TED2: A gathering of gurus
July 16, 1989
HARMONIC CONVERGENCE: In case you hadn’t noticed, the disciplines of technology, entertainment and design have been converging like crazy for the last five years. And in February 1990, their disciples are going to converge as well. Last week I got wind of a conference called TED2 (Technology Entertainment Design) that’s clearly the hottest thing coming.
TED2 will bring together acknowledged gurus from all three fields for three days of show-and-tell with a small (475 people) group of smitten technophiles.
Organized by the creative services firm ROSEGroup of San Pedro, the event boasts a stellar lineup: Nicholas Negroponte, director and co-founder of the Media Lab at the Massachusetts Institute of Technology; Herbie Hancock, musician and certified computer hack; Frank O. Gehry, award-winning architect; filmmaker-multimedia developer Robert Abel; Alan Kay, Apple Computer Fellow and futurist … and so on.
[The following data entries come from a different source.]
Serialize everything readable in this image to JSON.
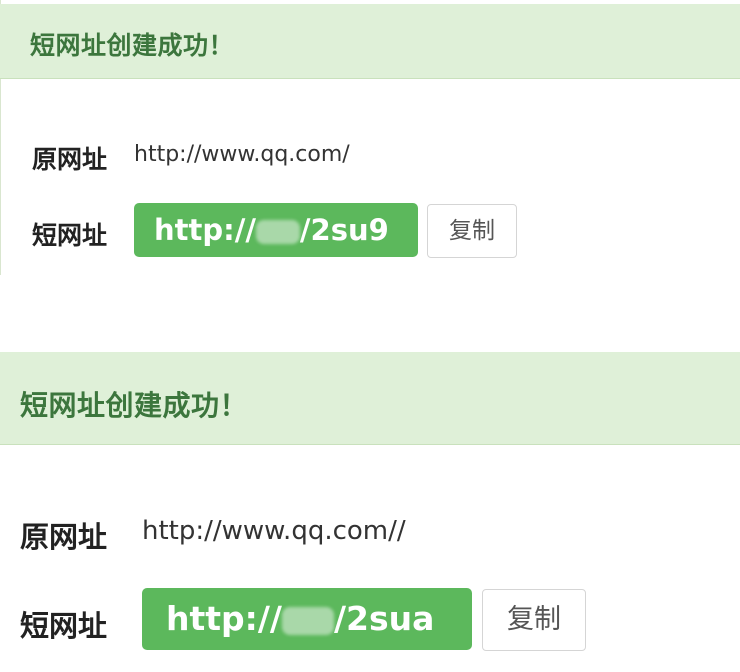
{
  "panels": [
    {
      "title": "短网址创建成功！",
      "original_label": "原网址",
      "original_url": "http://www.qq.com/",
      "short_label": "短网址",
      "short_prefix": "http://",
      "short_suffix": "/2su9",
      "copy_label": "复制"
    },
    {
      "title": "短网址创建成功！",
      "original_label": "原网址",
      "original_url": "http://www.qq.com//",
      "short_label": "短网址",
      "short_prefix": "http://",
      "short_suffix": "/2sua",
      "copy_label": "复制"
    }
  ],
  "colors": {
    "header_bg": "#dff0d8",
    "header_text": "#3c763d",
    "short_url_bg": "#5cb85c"
  }
}
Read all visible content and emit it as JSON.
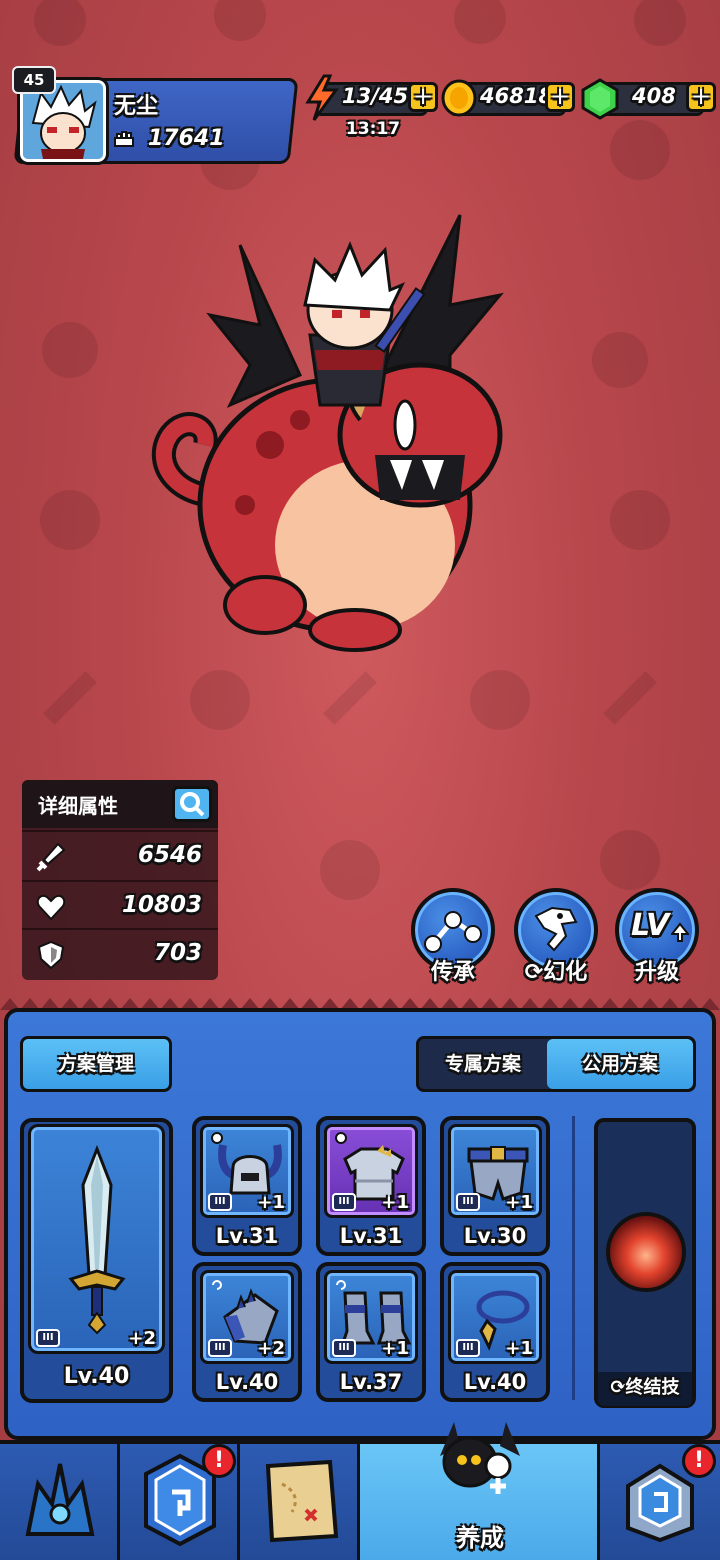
{
  "player": {
    "level": "45",
    "name": "无尘",
    "power": "17641"
  },
  "resources": {
    "energy": "13/45",
    "energy_timer": "13:17",
    "gold": "46818",
    "gems": "408",
    "plus_symbol": "+"
  },
  "attributes": {
    "title": "详细属性",
    "attack": "6546",
    "health": "10803",
    "defense": "703"
  },
  "actions": {
    "inherit": "传承",
    "transform": "幻化",
    "upgrade": "升级",
    "upgrade_icon_text": "LV"
  },
  "plans": {
    "manage_label": "方案管理",
    "tab_exclusive": "专属方案",
    "tab_public": "公用方案",
    "active_tab": "公用方案"
  },
  "equipment": {
    "weapon": {
      "tier": "III",
      "plus": "+2",
      "level": "Lv.40"
    },
    "slots": [
      {
        "name": "helmet",
        "tier": "III",
        "plus": "+1",
        "level": "Lv.31"
      },
      {
        "name": "armor",
        "tier": "III",
        "plus": "+1",
        "level": "Lv.31"
      },
      {
        "name": "belt",
        "tier": "III",
        "plus": "+1",
        "level": "Lv.30"
      },
      {
        "name": "gloves",
        "tier": "III",
        "plus": "+2",
        "level": "Lv.40"
      },
      {
        "name": "boots",
        "tier": "III",
        "plus": "+1",
        "level": "Lv.37"
      },
      {
        "name": "necklace",
        "tier": "III",
        "plus": "+1",
        "level": "Lv.40"
      }
    ],
    "ultimate_label": "终结技"
  },
  "nav": {
    "cultivate_label": "养成",
    "alert_symbol": "!"
  }
}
The lineup of off-the-record attendees, says Bill Rosenzweig, conference director, is equally fascinating.
Aside from the caliber of the participants, TED2 is unusual because “it’s not going to be “talking heads,’ it’ll be a demonstration conference,” says Rosenzweig. He is even planning to use the prodigious talents at hand to produce a spontaneous film of the conference and have Jeff Rona, an acclaimed MIDI composer, compose a sound track on the fly.
And yes, there was a TED1. It was in 1984, hosted by renaissance man Richard Saul Wurman (you know him now as the author of the book Information Anxiety) and Harry Marks, the pioneer of animated broadcast graphics.
Rosenzweig was an enthralled TED1 attendee. He ran into Marks a year ago, and asked what happened. Marks said they never got around to it again. “So I volunteered, and the rest is history,” says Rosenzweig. I don’t want to field all the phone calls on this so if you want info on TED2, call (213) 831-4225.
‘TIS THE SEASON: Peter Alexander and PC industry pioneer Lee Felsenstein, partners in Glav-PC, are ready to roll with their software development “bridge” between Moscow and Berkeley. The project is named Kropotkin, after a 19th century anarchist, and Glav-PC hopes the bridge will help both countries develop both software and markets faster than either could do alone.
On either end of the bridge will be a PC running Unix System V, says Felsenstein. U.S. and Soviet programmers will co-develop applications, either by “Russifying” existing programs, or working together on new code. Participants communicate via phone link using UUCP, the Unix-to-Unix Communication Protocol that is built into the operating system.
“They don’t have any marketing there,” says Felsenstein. “Here we have financial guys and sales heads. Over there, finance and sales comes down to illegal activity, and they have a rather negative reputation.”
But today, Felsenstein says, respected Soviet programmers are the ones defining new products — a marketing function — and he bets they will be the core of the Soviet software industry. “So one of the benefits to participating (in Kropotkin) is they’ll be working with a future marketing heavy in the USSR.”
BEST PRESS RELEASE AWARD … goes this week to WordTech Systems of Orinda. WordTech makes a clone of the dBASE program for the PC sold by Ashton-Tate Corp., and was recently berated as a “carpetbagger and parasite” at an industry conference by A-T President Ed Esber, who is not known for his ability to make considered comments. A-T is also known as particularly litigious. With these two things in mind, let’s just say that WordTech President David Miller saw an open door, and walked on through.
The press release was headlined, “Ashton-Tate Threatens Legal Action Against WordTech for Non-existent Product,” and included a threatening letter from A-T’s corporate counsel, Steven L. Levine. Levine’s letter began, “It has come to my attention that you are marketing a product called dBASE/SQL,” and demanded that WordTech “immediately and permanently cease and desist from any use of Ashton-Tate’s trademark “dBASE’ or any mark similar to dBASE.”
You guessed it, WordTech doesn’t sell a product called dBASE/SQL, and doesn’t plan to. In fact, A-T actually bought some database technology from WordTech, says a company rep. Miller says that Levine was “really surprised” that WordTech put out a press release. Surprised isn’t the word I’d use.
P.S. Miller may be communicating with other extra-terrestrials as well, even as we speak. A 1945 photo of his birth, taken by his father, celebrated Time-Life photographer Wayne Miller, is in the time capsule aboard the Voyager.